Let's see, this question has been asked in regard to:

bicycle tires
thermarest

A plane, including the cargo hold, is pressurized. The pressure drop is only five psi, at most. Aerosol cans are designed to not explode anywhere on earth, and earth includes places which have less pressure (at ground level, out in the open, but way higher than sea level) than an airplane cargo hold. So it WILL NOT EXPLODE.

However, airlines have rules against shipping pressurized things anyway. Your choices are: ship it without telling the postal company (bad socially, but won't have any bad results), or ship it as hazardous material (very expensive), or ship it surface mail.
posted by jellicle at 1:26 PM on May 5, 2006


In fact, at 35,000 ft, ambient pressure is 3-4 psi, so you're looking at a drop of about 10 psi.

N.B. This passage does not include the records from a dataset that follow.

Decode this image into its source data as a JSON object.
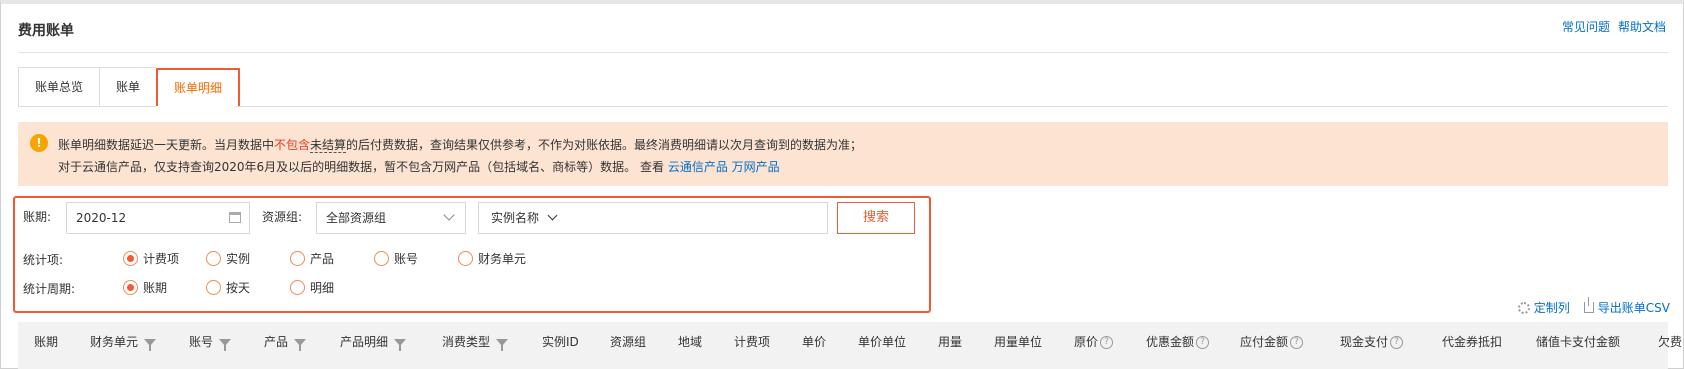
{
  "header": {
    "title": "费用账单",
    "links": [
      "常见问题",
      "帮助文档"
    ]
  },
  "tabs": [
    "账单总览",
    "账单",
    "账单明细"
  ],
  "notice": {
    "icon": "info-icon",
    "line1_a": "账单明细数据延迟一天更新。当月数据中",
    "line1_red": "不包含",
    "line1_dashed": "未结算",
    "line1_b": "的后付费数据，查询结果仅供参考，不作为对账依据。最终消费明细请以次月查询到的数据为准；",
    "line2": "对于云通信产品，仅支持查询2020年6月及以后的明细数据，暂不包含万网产品（包括域名、商标等）数据。 查看 ",
    "link1": "云通信产品",
    "link2": "万网产品"
  },
  "filters": {
    "period_label": "账期:",
    "period_value": "2020-12",
    "resgroup_label": "资源组:",
    "resgroup_value": "全部资源组",
    "instance_value": "实例名称",
    "search_label": "搜索",
    "stat_label": "统计项:",
    "stat_options": [
      "计费项",
      "实例",
      "产品",
      "账号",
      "财务单元"
    ],
    "stat_selected": "计费项",
    "period_stat_label": "统计周期:",
    "period_options": [
      "账期",
      "按天",
      "明细"
    ],
    "period_selected": "账期"
  },
  "tools": {
    "customize_cols": "定制列",
    "export_csv": "导出账单CSV"
  },
  "table": {
    "columns": [
      "账期",
      "财务单元",
      "账号",
      "产品",
      "产品明细",
      "消费类型",
      "实例ID",
      "资源组",
      "地域",
      "计费项",
      "单价",
      "单价单位",
      "用量",
      "用量单位",
      "原价",
      "优惠金额",
      "应付金额",
      "现金支付",
      "代金券抵扣",
      "储值卡支付金额",
      "欠费"
    ]
  },
  "colors": {
    "accent": "#ff6a00",
    "highlight_border": "#f25a35",
    "link": "#0070cc",
    "notice_bg": "#fde3d1"
  }
}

Cans are supposed to be good to 180 psig (ie above ambient). Typical cans won't fail until well over 300 psig, so 10 psi shouldn't make a difference. Cans have failed well below even the 180 psig mark, however. When they do fail, they can go off like a small bomb. This is why air carriers don't like shipping them bare.

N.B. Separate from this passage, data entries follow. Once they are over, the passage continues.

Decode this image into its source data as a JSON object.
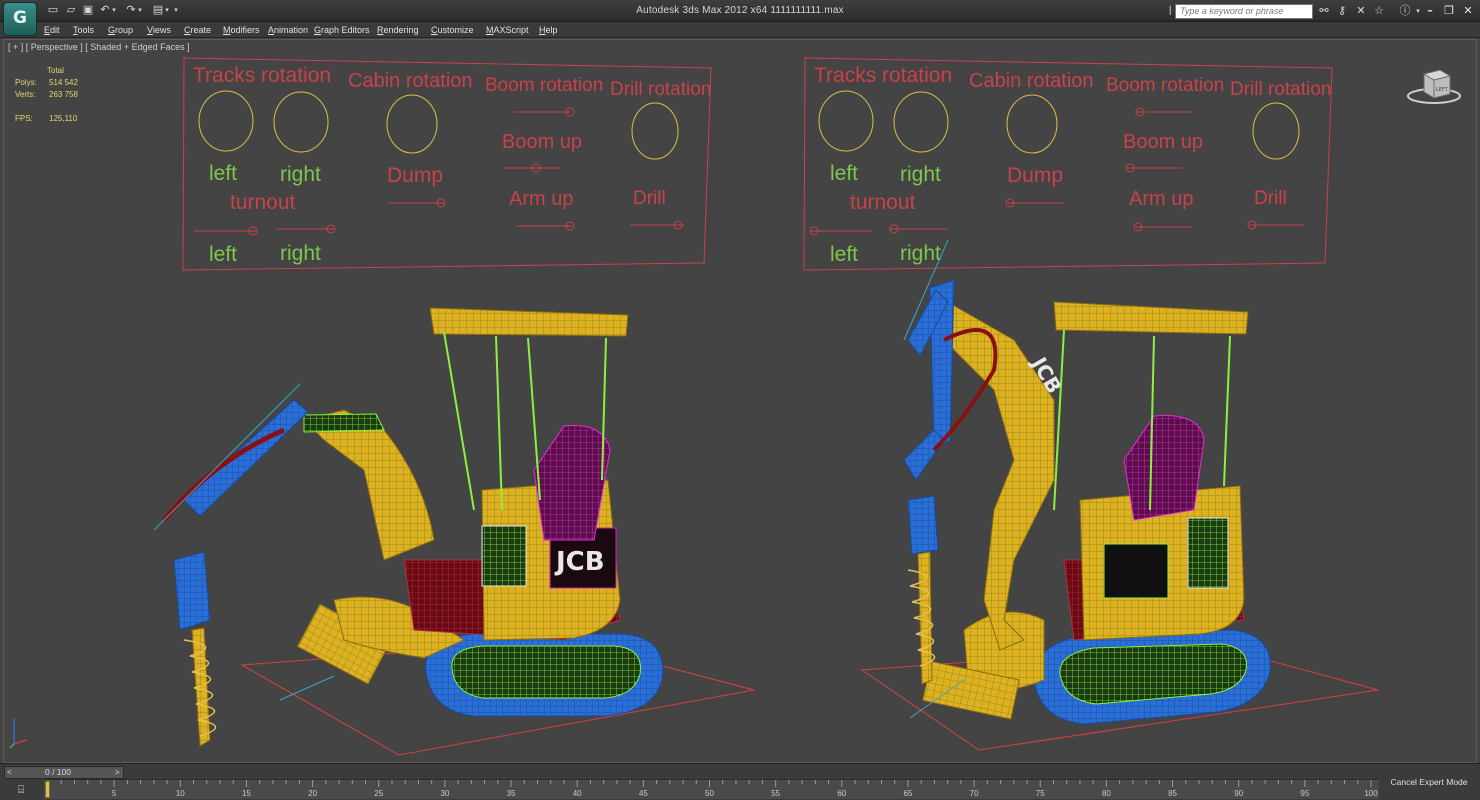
{
  "window": {
    "title": "Autodesk 3ds Max  2012 x64     1111111111.max",
    "app_logo": "3ds-max-logo",
    "search_placeholder": "Type a keyword or phrase",
    "icons": [
      "new-icon",
      "open-icon",
      "save-icon",
      "undo-icon",
      "redo-icon",
      "project-icon",
      "binoculars-icon",
      "subscription-icon",
      "communication-icon",
      "favorites-icon",
      "help-icon",
      "minimize-icon",
      "restore-icon",
      "close-icon"
    ],
    "accent_color": "#3a8f8a"
  },
  "menu": {
    "items": [
      "Edit",
      "Tools",
      "Group",
      "Views",
      "Create",
      "Modifiers",
      "Animation",
      "Graph Editors",
      "Rendering",
      "Customize",
      "MAXScript",
      "Help"
    ]
  },
  "viewport": {
    "label": "[ + ] [ Perspective ] [ Shaded + Edged Faces ]",
    "stats": {
      "header": "Total",
      "polys_label": "Polys:",
      "polys": "514 542",
      "verts_label": "Verts:",
      "verts": "263 758",
      "fps_label": "FPS:",
      "fps": "125,110"
    },
    "viewcube_label": "LEFT",
    "control_panels": [
      {
        "tracks_rotation": "Tracks rotation",
        "cabin_rotation": "Cabin rotation",
        "boom_rotation": "Boom rotation",
        "drill_rotation": "Drill rotation",
        "left": "left",
        "right": "right",
        "dump": "Dump",
        "turnout": "turnout",
        "boom_up": "Boom up",
        "arm_up": "Arm  up",
        "drill": "Drill",
        "left2": "left",
        "right2": "right"
      },
      {
        "tracks_rotation": "Tracks rotation",
        "cabin_rotation": "Cabin rotation",
        "boom_rotation": "Boom rotation",
        "drill_rotation": "Drill rotation",
        "left": "left",
        "right": "right",
        "dump": "Dump",
        "turnout": "turnout",
        "boom_up": "Boom up",
        "arm_up": "Arm  up",
        "drill": "Drill",
        "left2": "left",
        "right2": "right"
      }
    ],
    "model_badge": "JCB",
    "colors": {
      "panel_text": "#c8424a",
      "green_text": "#7dc84a",
      "circle": "#d8c04a",
      "body_yellow": "#e0b020",
      "tracks_blue": "#2a6ed8",
      "wire_green": "#8cf040",
      "accent_magenta": "#d020c0"
    }
  },
  "timeline": {
    "slider": "0 / 100",
    "prev": "<",
    "next": ">",
    "ticks": [
      "5",
      "10",
      "15",
      "20",
      "25",
      "30",
      "35",
      "40",
      "45",
      "50",
      "55",
      "60",
      "65",
      "70",
      "75",
      "80",
      "85",
      "90",
      "95",
      "100"
    ],
    "cancel_expert_mode": "Cancel Expert Mode"
  }
}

Risk is a consideration of both chance and consequence. The concenquences here could be very severe, so the air carriers don't want to take even a small risk. It's their plane, they get to set the rules.
posted by bonehead at 2:17 PM on May 5, 2006


bonehead: The cargo hold and the rest of the plane are pressurized. Like I said. The pressure differential is no more than 5 psi. Talking about the pressure outside at 35,000 feet is valid if and only if the cargo is going to be flown outside the body of the plane, which it isn't. Why doesn't anyone understand this or even read the numerous comments saying it?
posted by jellicle at 3:18 PM on May 5, 2006


jellicle, you are correct in a normal situation. But what happens when there is a catastrophic de-pressurization due to some accident or error? Suddenly you have a potential for explosion that did not exist before.

I think it is not honest to talk about cargo holds as non-dynamic in the real world. Lots can happen.